Posted by Radiance PVL on Mon, Aug 22, 2011 @ 08:53 PM
  
  
  

A pair of universities received grants this week as the University of Kansas Medical Center brought in $6 million and the University of Kentucky landed $7 million in grants from the National Institute on Aging. The targeted funding initiatives recognize innovative research at the programs, enabling pioneering work in the field of mental impairment to continue afresh.

The institution's research touches lives and spreads hope for all of us even as participants in the studies face the personal loss of what one member called the "painful, long and slow goodbye" associated withe Alzheimer's.

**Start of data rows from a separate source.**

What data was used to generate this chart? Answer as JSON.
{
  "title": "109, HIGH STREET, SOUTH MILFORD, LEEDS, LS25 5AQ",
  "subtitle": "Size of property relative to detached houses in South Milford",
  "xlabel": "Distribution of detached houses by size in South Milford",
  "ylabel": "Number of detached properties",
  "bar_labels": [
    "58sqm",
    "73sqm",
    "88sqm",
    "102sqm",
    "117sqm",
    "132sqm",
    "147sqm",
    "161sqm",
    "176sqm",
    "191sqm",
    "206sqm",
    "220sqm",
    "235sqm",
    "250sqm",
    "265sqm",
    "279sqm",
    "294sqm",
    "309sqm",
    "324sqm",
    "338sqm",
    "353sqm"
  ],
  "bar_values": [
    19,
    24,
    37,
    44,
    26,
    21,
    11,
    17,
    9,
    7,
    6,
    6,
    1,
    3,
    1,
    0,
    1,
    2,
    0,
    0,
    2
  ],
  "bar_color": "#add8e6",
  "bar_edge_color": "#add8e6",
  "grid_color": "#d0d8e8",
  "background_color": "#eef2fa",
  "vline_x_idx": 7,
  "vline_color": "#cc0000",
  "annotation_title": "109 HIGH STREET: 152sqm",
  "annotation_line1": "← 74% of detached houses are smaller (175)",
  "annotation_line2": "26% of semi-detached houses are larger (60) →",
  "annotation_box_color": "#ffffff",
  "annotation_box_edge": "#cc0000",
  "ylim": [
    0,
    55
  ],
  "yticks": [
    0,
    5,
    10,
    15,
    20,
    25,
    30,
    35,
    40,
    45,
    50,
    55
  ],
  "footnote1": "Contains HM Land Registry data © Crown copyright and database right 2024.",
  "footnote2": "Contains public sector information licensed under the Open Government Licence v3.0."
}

In fact, two study group participants have signed on to donate their brains for research.

Charlie and Carolyn Eyer of Lexington, 81 and 79, respectively, "take regular tests of their cognitive function, enabling UK to see what changes take place in a patient's cognition before Alzheimer's appears and is diagnosed." It's a tribute to how advanced research in the field has reached that such programs even exist today, and their funding is something we encourage with enthusiasm as we observe and participate in the effort to sustain a vision of hope despite the ravages of the disease.

The KU Medical Center "will look for a link between Alzheimer’s and brain energy metabolism, in support of evidence that mitochondria, the energy factories within cells, are defective in people with Alzheimer’s disease." Such research focuses on the true cause of Alzheimer's, which is where the science examining the condition remains at this stage.

The $6 million grant also will investigate the role of lifestyle and physical activity in preventing the development of Alzheimer's, a position widely recognized by groups such as the Alzheimer's Association.